In the vernacular, the term “family” means that gays recognize, claim and are interconnected with other same-sex oriented people – in spite of differences. Cornel West, grandson of a Baptist minister, and a professor of religion at Princeton University, implores blacks to embrace this same spirit of diversity, and be wary of mindsets that diminish the humanity of others, or trample on their rights. West writes in Race Matters, “Instead of authoritarian sensibilities that subordinate women or degrade gay men and lesbians, black cultural democracy promotes the equality of black women and men and the humanity of black gay men and lesbians. In short, black cultural democracy rejects the pervasive patriarchy and homophobia in black life.”
The pervasive patriarchy West is referring to has its roots in the church. Some black Christians are unable to reconcile “Homosexuality is a sin,” with “Love thy neighbor as thyself.” And if they are tolerant of gay people, they may “love the sinner, but hate the sin.”

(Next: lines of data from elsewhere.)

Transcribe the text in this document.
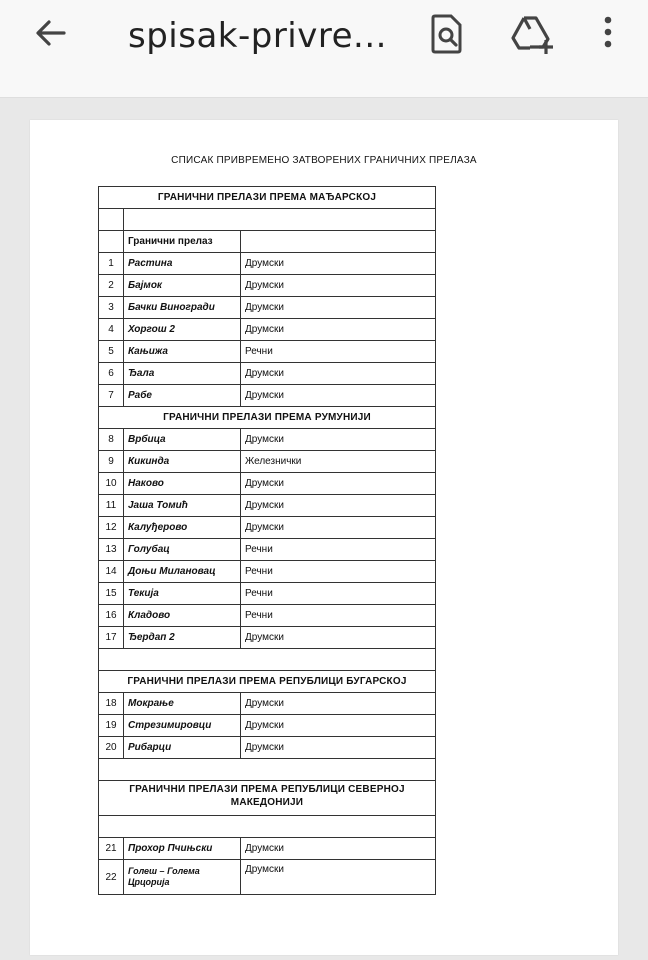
spisak-privre...
СПИСАК ПРИВРЕМЕНО ЗАТВОРЕНИХ ГРАНИЧНИХ ПРЕЛАЗА
ГРАНИЧНИ ПРЕЛАЗИ ПРЕМА МАЂАРСКОЈ		

	Гранични прелаз	
1	Растина	Друмски
2	Бајмок	Друмски
3	Бачки Виногради	Друмски
4	Хоргош 2	Друмски
5	Кањижа	Речни
6	Ђала	Друмски
7	Рабе	Друмски
ГРАНИЧНИ ПРЕЛАЗИ ПРЕМА РУМУНИЈИ		
8	Врбица	Друмски
9	Кикинда	Железнички
10	Наково	Друмски
11	Јаша Томић	Друмски
12	Калуђерово	Друмски
13	Голубац	Речни
14	Доњи Милановац	Речни
15	Текија	Речни
16	Кладово	Речни
17	Ђердап 2	Друмски

ГРАНИЧНИ ПРЕЛАЗИ ПРЕМА РЕПУБЛИЦИ БУГАРСКОЈ		
18	Мокрање	Друмски
19	Стрезимировци	Друмски
20	Рибарци	Друмски

ГРАНИЧНИ ПРЕЛАЗИ ПРЕМА РЕПУБЛИЦИ СЕВЕРНОЈ МАКЕДОНИЈИ		

21	Прохор Пчињски	Друмски
22	Голеш – Голема Црцорија	Друмски
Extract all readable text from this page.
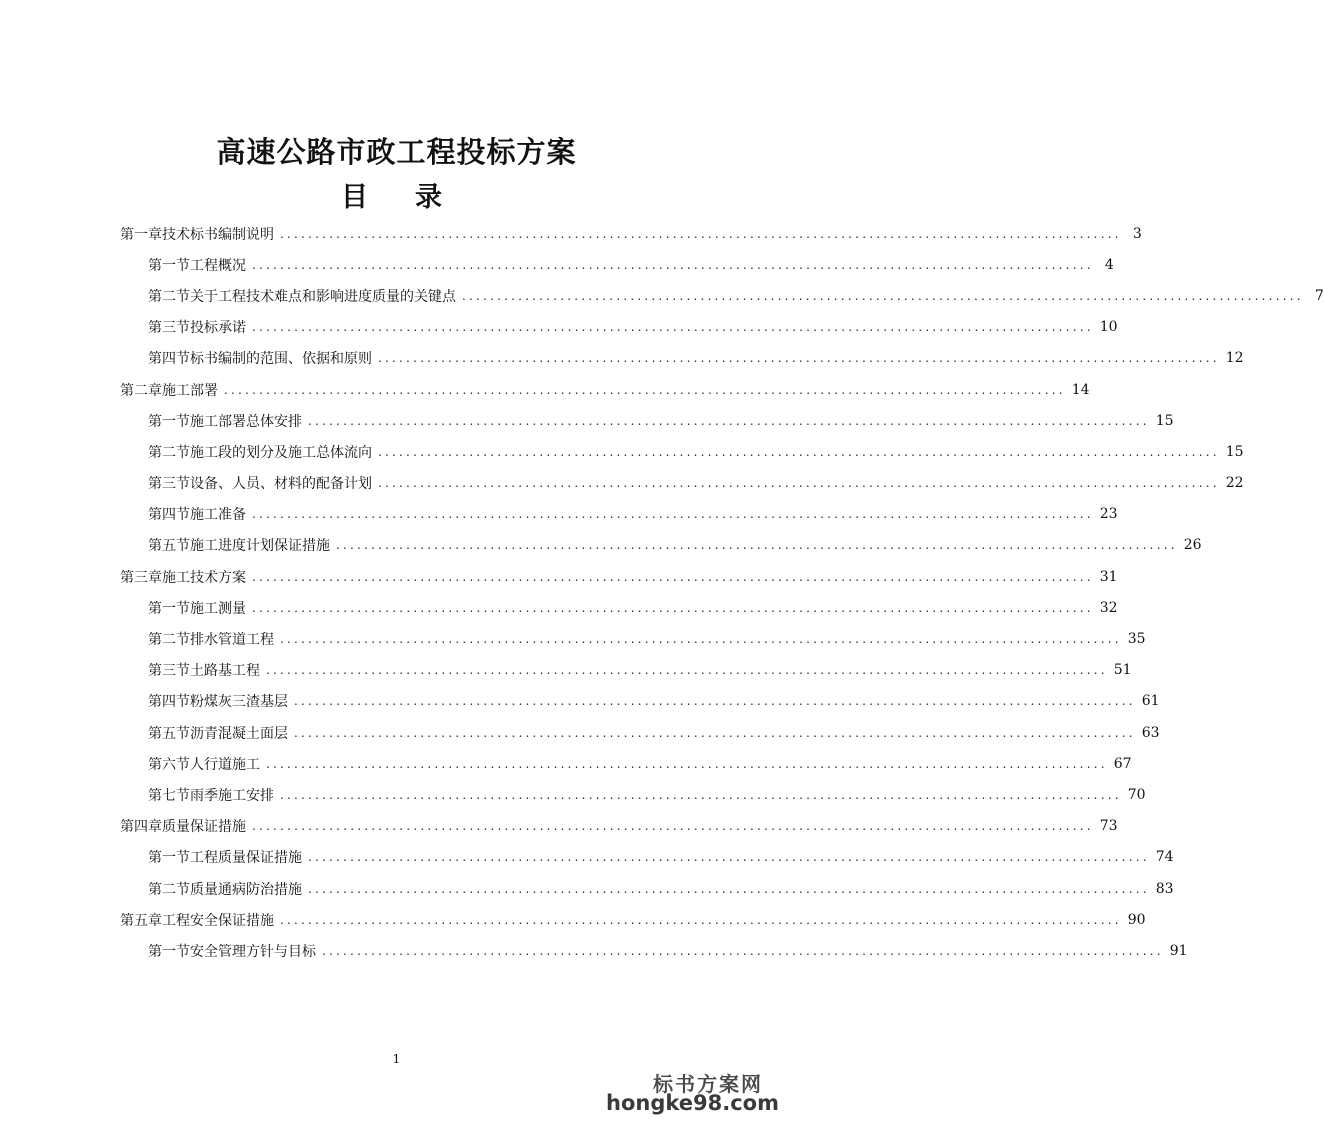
高速公路市政工程投标方案
目　录
第一章 技术标书编制说明 ........................................................................................................................ 3
第一节 工程概况 ........................................................................................................................ 4
第二节 关于工程技术难点和影响进度质量的关键点 ........................................................................................................................ 7
第三节 投标承诺 ........................................................................................................................ 10
第四节 标书编制的范围、依据和原则 ........................................................................................................................ 12
第二章 施工部署 ........................................................................................................................ 14
第一节 施工部署总体安排 ........................................................................................................................ 15
第二节 施工段的划分及施工总体流向 ........................................................................................................................ 15
第三节 设备、人员、材料的配备计划 ........................................................................................................................ 22
第四节 施工准备 ........................................................................................................................ 23
第五节 施工进度计划保证措施 ........................................................................................................................ 26
第三章 施工技术方案 ........................................................................................................................ 31
第一节 施工测量 ........................................................................................................................ 32
第二节 排水管道工程 ........................................................................................................................ 35
第三节 土路基工程 ........................................................................................................................ 51
第四节 粉煤灰三渣基层 ........................................................................................................................ 61
第五节 沥青混凝土面层 ........................................................................................................................ 63
第六节 人行道施工 ........................................................................................................................ 67
第七节 雨季施工安排 ........................................................................................................................ 70
第四章 质量保证措施 ........................................................................................................................ 73
第一节 工程质量保证措施 ........................................................................................................................ 74
第二节 质量通病防治措施 ........................................................................................................................ 83
第五章 工程安全保证措施 ........................................................................................................................ 90
第一节 安全管理方针与目标 ........................................................................................................................ 91
1
标书方案网
hongke98.com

I recently got into a verbal sparring match with another believer when I announced that I no longer believe being gay is a sin. I pray my Christianity card doesn’t get revoked, but I didn’t feel “convicted” for making that pronouncement. In fact, it was quite liberating. As Dyson says, “We can affirm our re-created goodness through discourses of redemption open to all human beings. There is no asterisk in the biblical promise of redemption that excludes homosexuals. We have to reclaim the primordial goodness of God that ultimately took human form in Jesus. As they say in Christian circles, God didn’t make any junk, and that means whomever God has made, whether homosexual or heterosexual, is a good person.”
I’m working on becoming that good person. I’m no longer going to expect gay people to change to make me feel comfortable, but I’m transforming myself into the very image of love and acceptance that I seek. I realize that such revolutionary practices are not going to occur overnight. Did I write in to demand that Isaiah’s NAACP Image Award nom be withdrawn? No, but if you’d care to complain, the e-mail address is imageawards@naacpnet.org. Am I boycotting ABC and Grey’s Anatomy? I’m doing that by default, seeing how my television hasn’t been plugged in for the last four months. But seriously, I strive for authentic change. How clichéd and unfair of me to have my Driving Miss Daisy moment, proclaiming to the gay people in my life -- who have supported me unconditionally, whom I have not supported in return, not spoken for, not cared about intimately, not loved – “You’re my best friend!”
In the midst of these ruminations, I received a text message from a gay Filipino friend. His father died two hours earlier, and he had a simple request: to keep him and his family in my prayers. That request humbled me, and brought me to tears. I prayed for him and also for myself, that he could forgive me for all the times I regarded him as “other,” and not brother, for all the times I didn't love him as he loved me. We are interconnected. I am in his "family,” and he’s in mine.